GW 1

1K 78 24
                                    

"Berpapasan namun tak saling menyapa, itu lebih berat dibanding sekedar jarak antar kota"

Waktu masih menunjukkan pukul 4.30 pagi, membuat matahari enggan menampakkan diri. Membiarkan suasana malam yang penuh dengan kesunyian hilang dengan sendirinya.

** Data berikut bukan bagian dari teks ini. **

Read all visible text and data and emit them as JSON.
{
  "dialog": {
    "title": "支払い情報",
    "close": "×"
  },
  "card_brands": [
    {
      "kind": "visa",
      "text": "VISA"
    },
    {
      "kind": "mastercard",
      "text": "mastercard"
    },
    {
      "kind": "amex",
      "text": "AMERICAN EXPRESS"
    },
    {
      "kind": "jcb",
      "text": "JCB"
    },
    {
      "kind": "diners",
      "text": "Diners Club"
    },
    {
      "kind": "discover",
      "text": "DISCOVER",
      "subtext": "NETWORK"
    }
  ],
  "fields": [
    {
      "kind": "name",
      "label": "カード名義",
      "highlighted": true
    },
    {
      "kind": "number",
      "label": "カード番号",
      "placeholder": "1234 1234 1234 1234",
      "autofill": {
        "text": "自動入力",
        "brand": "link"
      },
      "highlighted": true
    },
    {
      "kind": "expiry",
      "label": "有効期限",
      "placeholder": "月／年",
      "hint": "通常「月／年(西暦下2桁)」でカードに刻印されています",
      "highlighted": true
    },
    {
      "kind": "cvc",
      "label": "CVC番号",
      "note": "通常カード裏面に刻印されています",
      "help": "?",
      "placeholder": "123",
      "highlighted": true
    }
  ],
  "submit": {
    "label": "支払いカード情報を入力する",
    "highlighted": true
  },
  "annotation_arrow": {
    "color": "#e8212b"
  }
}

Dering alarm yang nyaring memaksa seorang gadis terbangun dari mimpinya. Perlahan tapi pasti, ia membuka kelopak mata sembari mengumpulkan kesadarannya. Sementara tangannya ia gunakan untuk mematikan alarm yang berada di nakas tempat tidurnya.

Samar-samar gadis itu mendengar suara orang yang sedang berbincang diluar kamarnya. Ia merasa familiar dengan suara itu, suara seseorang yang sangat ia rindukan. Setelah merasa kesadarannya terkumpul, ia bangkit dari tempat tidurnya dan keluar menuruni anak tangga, untuk memastikan bahwa suara yang didengarnya benar-benar suara yang tengah ia rindukan.

Dan benar saja, suara familiar itu berasal dari sosok yang ia rindukan. Mereka adalah orangtua gadis itu yang baru pulang setelah sebulan yang lalu membatalkan kepulangannya, karena pekerjaannya yang semakin bertambah.

"Ayah"panggil gadis itu sembari menghampiri ayahnya yang tengah berbincang bersama ibunya.

"Hei kesini sayang" Ayah gadis itu menoleh, begitu dipanggil "Bagaimana Sekolahmu?" sambungnya. Lagi-lagi pertanyaan itu yang pertama kali dilontarkan oleh ayahnya.

Gadis itu tersenyum getir. "Baik, Yah. Kabar ayah gimana?"tanyanya mengalihkan topik pembicaraan. Ia kini sudah duduk disamping ibunya.

"Seperti yang kamu lihat, ayah baik-baik saja."jawab ayahnya sekenanya.

"Kalau Ibu, gimana kabarnya?" tanya gadis itu yang kini beralih melirik kearah ibunya.

"Ibu juga baik kok, sayang" Jawab ibunya seraya mengusap kepala anak gadisnya itu.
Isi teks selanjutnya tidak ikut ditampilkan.